Abstract

We investigated the mechanisms involved in palytoxin (PTX)-induced cytosolic Ca⁺⁺ ([Ca⁺⁺]_i) mobilization and contraction in porcine coronary arteries using a fluorescent Ca⁺⁺ indicator fura-PE3. PTX (1 pM-10 nM) induced concentration-dependent and sustained increases in [Ca⁺⁺]_i and tension, both of which were partially inhibited by 10 μM verapamil or 1 μM nicardipine. In Ca⁺⁺-free solution containing 1 mM EGTA, PTX did not increase [Ca⁺⁺]_i. In nominally Ca⁺⁺-free solution (no EGTA), however, PTX increased [Ca⁺⁺]_i, which was presumed to be due to release of Ca⁺⁺ from intracellular stores. PTX-induced rise in [Ca⁺⁺]_i was dependent on external Na⁺ because it did not increase [Ca⁺⁺]_i in Na⁺-free solutions containing verapamil. An increase in [Ca⁺⁺]_iin response to 65.4 mM KCl also involved a verapamil-resistant but external Na⁺-dependent component. After blockage of voltage-dependent Ca⁺⁺ channels with verapamil, elevation of external K⁺ to 65.4 mM enhanced the responses of [Ca⁺⁺]_i and tension to PTX. PTX at 10 and 100 pM depolarized the membrane by 4.5 ± 0.8 and 18.6 ± 1.7 mV, respectively.
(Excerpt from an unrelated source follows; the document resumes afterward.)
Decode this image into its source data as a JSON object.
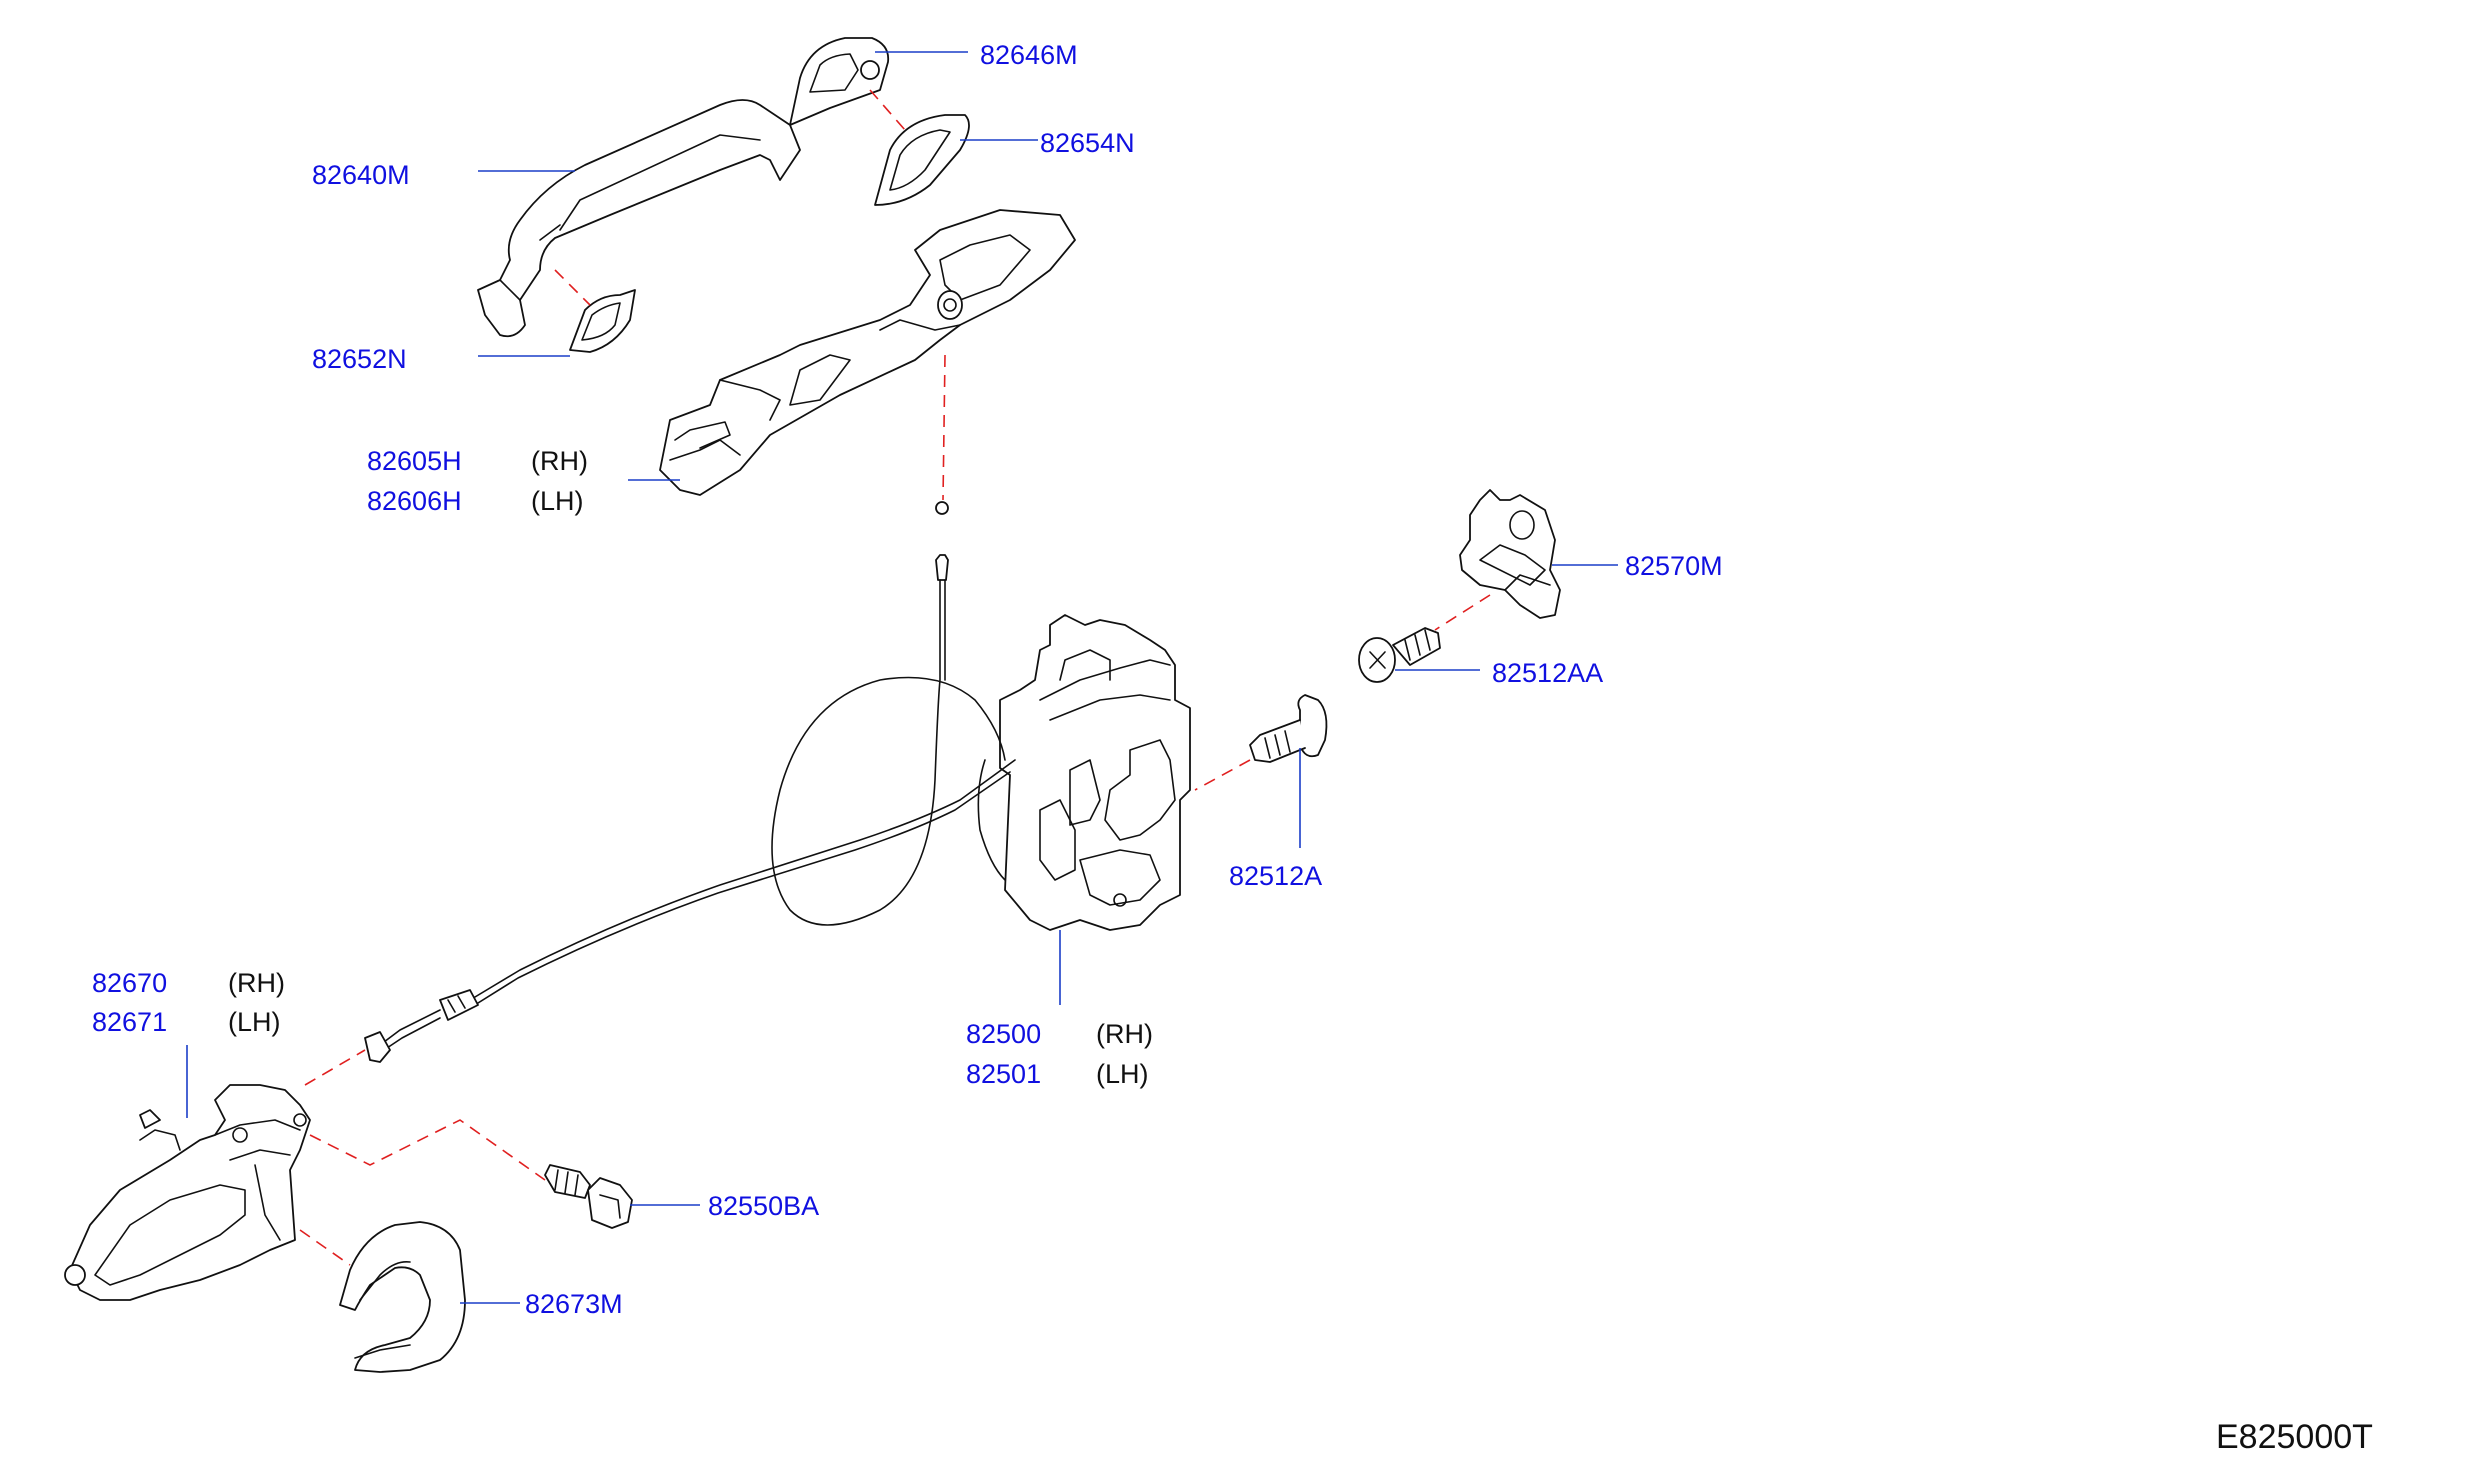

Because PTX is known to increase membrane Na⁺permeability, our results suggest that an increase in cytosolic Na⁺ and the depolarization were primary events required for the PTX-induced Ca⁺⁺ mobilization and that Ca⁺⁺influxes through voltage-dependent Ca⁺⁺ channels and Na⁺-Ca⁺⁺ exchange and Ca⁺⁺ release from Ca⁺⁺ stores, which was triggered by increased Ca⁺⁺ entry, were responsible for the PTX-induced increase in [Ca⁺⁺]_i.